Le Mans Dream up in Smoke
RML's hopes of completing an unprecedented hat-trick of LMP2 wins in the Le Mans 24 Hours literally went up in smoke at 09:53 on Sunday morning, when the MG Lola EX264's AER turbocharged engine blew a piston along the Mulsanne straight.
It ended a dream that had still been very much alive only moments before, after the team had worked with such determination and skill to recover what had looked to be a lost cause. Fifteen hours previously the MG had been involved in a heavy accident at the entry to the Porsche Curves, part-way through Andy Wallace's second stint. Following an extended pitstop of 52 minutes to carry out major repairs, the car occupied "dead last" position. Since that time the #25 car had moved smoothly through the night to reach 20th overall and second in LMP2 -- an occasion Thomas Erdos marked at just after nine o'clock by setting a new fastest lap of 3:45.773 for the RML AD Group entry.

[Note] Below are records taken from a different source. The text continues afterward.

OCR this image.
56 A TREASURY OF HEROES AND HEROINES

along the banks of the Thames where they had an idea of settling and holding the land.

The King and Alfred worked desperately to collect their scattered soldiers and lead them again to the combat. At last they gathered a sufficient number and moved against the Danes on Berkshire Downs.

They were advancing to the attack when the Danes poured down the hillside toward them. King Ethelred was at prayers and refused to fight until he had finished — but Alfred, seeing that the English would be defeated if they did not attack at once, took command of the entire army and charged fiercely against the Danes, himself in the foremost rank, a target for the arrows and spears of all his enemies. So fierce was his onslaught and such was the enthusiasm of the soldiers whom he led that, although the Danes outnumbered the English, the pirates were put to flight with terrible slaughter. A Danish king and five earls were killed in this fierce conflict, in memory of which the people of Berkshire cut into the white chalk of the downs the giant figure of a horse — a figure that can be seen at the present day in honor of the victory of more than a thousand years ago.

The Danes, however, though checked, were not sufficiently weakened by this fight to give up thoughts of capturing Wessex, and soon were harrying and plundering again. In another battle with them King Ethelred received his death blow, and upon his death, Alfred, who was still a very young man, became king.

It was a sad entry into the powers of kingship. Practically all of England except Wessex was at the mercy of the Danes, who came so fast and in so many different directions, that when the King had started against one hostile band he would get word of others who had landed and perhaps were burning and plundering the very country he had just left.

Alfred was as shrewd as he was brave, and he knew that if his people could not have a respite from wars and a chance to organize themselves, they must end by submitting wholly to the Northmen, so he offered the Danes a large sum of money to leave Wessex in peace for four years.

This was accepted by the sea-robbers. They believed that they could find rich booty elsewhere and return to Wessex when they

In many respects, it had been as uneventful a process as any team could wish for. Between them Mike Newton and Thomas Erdos had filled in the darkest hours, each completing triple stints at the wheel and thereby allowing Andy Wallace a well-earned rest.
Although bruised and suffering the effects of concussion, Andy is well. He had been offered the choice of whether or not he wished to drive again today, but had not recovered sufficiently well to do so before the car retired. "The car was running so well," said Mike Newton. "Our main challenge had been to see how best to manage the driving stints. Tommy and I shared the last twelve hours, and would have continued to do so through to the finish, if that had been necessary." Mike was not to be given that opportunity. Only minutes after taking on his next stint, the engine blew in a most spectacular fashion.
There was an air of universal dejection within the team. "It would have been better if this had happened when we were fiftieth, not second," said Phil Barker, Team Manager.
Ray Mallock, Chief Executive, was stunned. "It had been great to see the car recovering so strongly through the night. Mike and Tommy did a fantastic job, taking on the burden of all the driving between them, and this is the cruellest bad luck."
Adam Wiseberg, Motorsport Director of AD Group, the principal partner in RML's sportscar programme, was devastated. "The team did such a remarkable job to get the car back into the race, and Mike and Tommy drove splendidly to recover so much lost ground. They deserved better, but this is Le Mans, and as we know, anything can happen. We have been fortunate to win here twice before, and we'll be back again."